رئيس الجمهورية، رئيس الحكومة

VU les lois constitutionnelles nos LR/77-001 et LR/77-002 du 27 juin 1977 ; 

SUR rapport du garde des sceaux, ministre de la Justice et des Affaires musulmanes ; 

Adoptée par le Conseil des Ministres en sa séance du 25 octobre 1988. 

 

ORDONNE

Article 1er: Il est institué une procédure de suspension provisoire des poursuites et d’apurement collectif du passif pour les entreprises en situation financière difficile, mais non irrémédiablement compromise, dont la disparition serait de nature à causer un trouble grave à l’économie nationale et pourrait être évitée dans des conditions compatibles avec l’intérêt des créanciers. 

 

TITRE I 

Ouverture de la procédure 

 

PARAGRAPHE I Saisine du tribunal 

 

Article 2: Le tribunal compétent est le Tribunal de Commerce de Djibouti. 

 

Article 3: Le tribunal est saisi par le débiteur, par un créancier ou un groupe de créanciers ou par le procureur de la République, il peut également se saisir d’office. 

 

PARAGRAPHE I – Saisine par le débiteur

 

Article 4: La requête du débiteur expose sa situation économique et financière et présente les perspectives de redressement de l’entreprise et d’apurement du passif.

 

A cette requête sont jointes, outre, le bilan, le compte d’exploitation générale, le compte de pertes et profits ainsi que l’état des engagements hors bilan du dernier exercice, les pièces ci-après établies à la date de la déclaration : 

1 – un état de situation ;

2 – l’état des engagements hors bilan ;

3 – l’état chiffré des créances et des dettes d’un échéancier sommaire et d’un état actif et passif des sûretés. 

 

Tous documents doivent être datés, signés et certifiés sincères et véritables par le requérant.

Dans le cas où l’une ou l’autre des pièces ne peut être fournie ou ne peut l’être qu’incomplètement, la requête doit contenir l’indication des motifs qui empêchent cette production.

 

Article 5: Le président commet un juge pour lui faire rapport sur la situation économique et financière de l’entreprise et sur ses perspectives de redressement. 

Le juge commis dépose son rapport dans un délai qui ne peut excéder un mois.

 

Article 6: Le président du tribunal, dans les huit jours du dépôt du rapport, entend le débiteur en son cabinet et renvoie l’affaire devant le tribunal.

 

PARAGRAPHE II – Saisine par les créanciers

 

Article 7: Tout créancier ou groupe de créanciers représentant au moins 15 % du montant des créances, peut assigner le débiteur aux fins d’ouverture d’une procédure de suspension provisoire des poursuites.

En ce cas, il est procédé suivant les dispositions des articles 5 et 6. 

 

PARAGRAPHE III – Saisine d’office ou par le procureur de la République

 

Article 8: Lorsque le tribunal, d’office ou sur demande du procureur de la République, le débiteur entendu ou dûment appelé, estime que la situation de celui-ci est de nature à motiver l’ouverture d’une procédure d’apurement collectif du passif, il commet un juge pour lui faire rapport sur la situation économique et financière de l’entreprise et sur ses perspectives de redressement.

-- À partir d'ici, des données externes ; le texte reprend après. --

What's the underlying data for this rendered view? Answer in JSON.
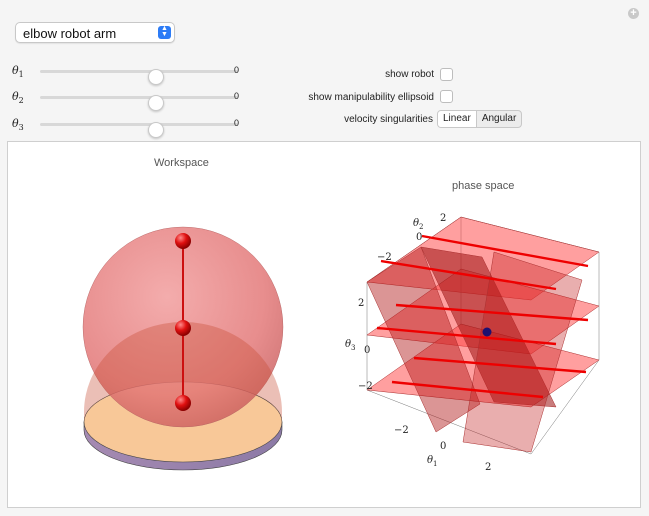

Le rapport est déposé dans un délai de quinze jours maximum et examiné par le tribunal sous huitaine.

 

Article 9: Pour apprécier la situation du débiteur, le juge commis ou, le tribunal peut nonobstant toute disposition législative ou réglementaire contraire, obtenir communication, par les administrations publiques, les organismes de sécurité et de prévoyance sociales, les établissements bancaires ou financiers, des renseignements de nature à lui donner une exacte information sur la situation économique et financière du débiteur. 

 

CHAPITRE II – Décision du tribunal sur l’ouverture de la procédure 

 

Article 10: Le tribunal statue en chambre du conseil, le débiteur entendu ou dûment appelé. 

S’il estime que la situation justifie l’ouverture de la procédure, il prononce la suspension provisoire des poursuites. 

S’il constate la cessation des paiements du débiteur, il prononce d’office la liquidation judiciaire ou la faillite. Il peut ordonner toute mesure urgente et demeure compétent pour statuer sur la tierce opposition formée contre ces décisions. 

 

 

TITRE II  

Suspension provisoire des poursuites

 

Article 11: La suspension provisoire des poursuites ne peut être prononcée que pour un délai n’excédant pas neuf mois, pouvant exceptionnellement être prolongé de trois mois. 

 

Article 12: A dater du jugement qui prononce la suspension provisoire des poursuites, le président du tribunal ou le juge qu’il désigne remplit les fonctions de juge-commissaire. 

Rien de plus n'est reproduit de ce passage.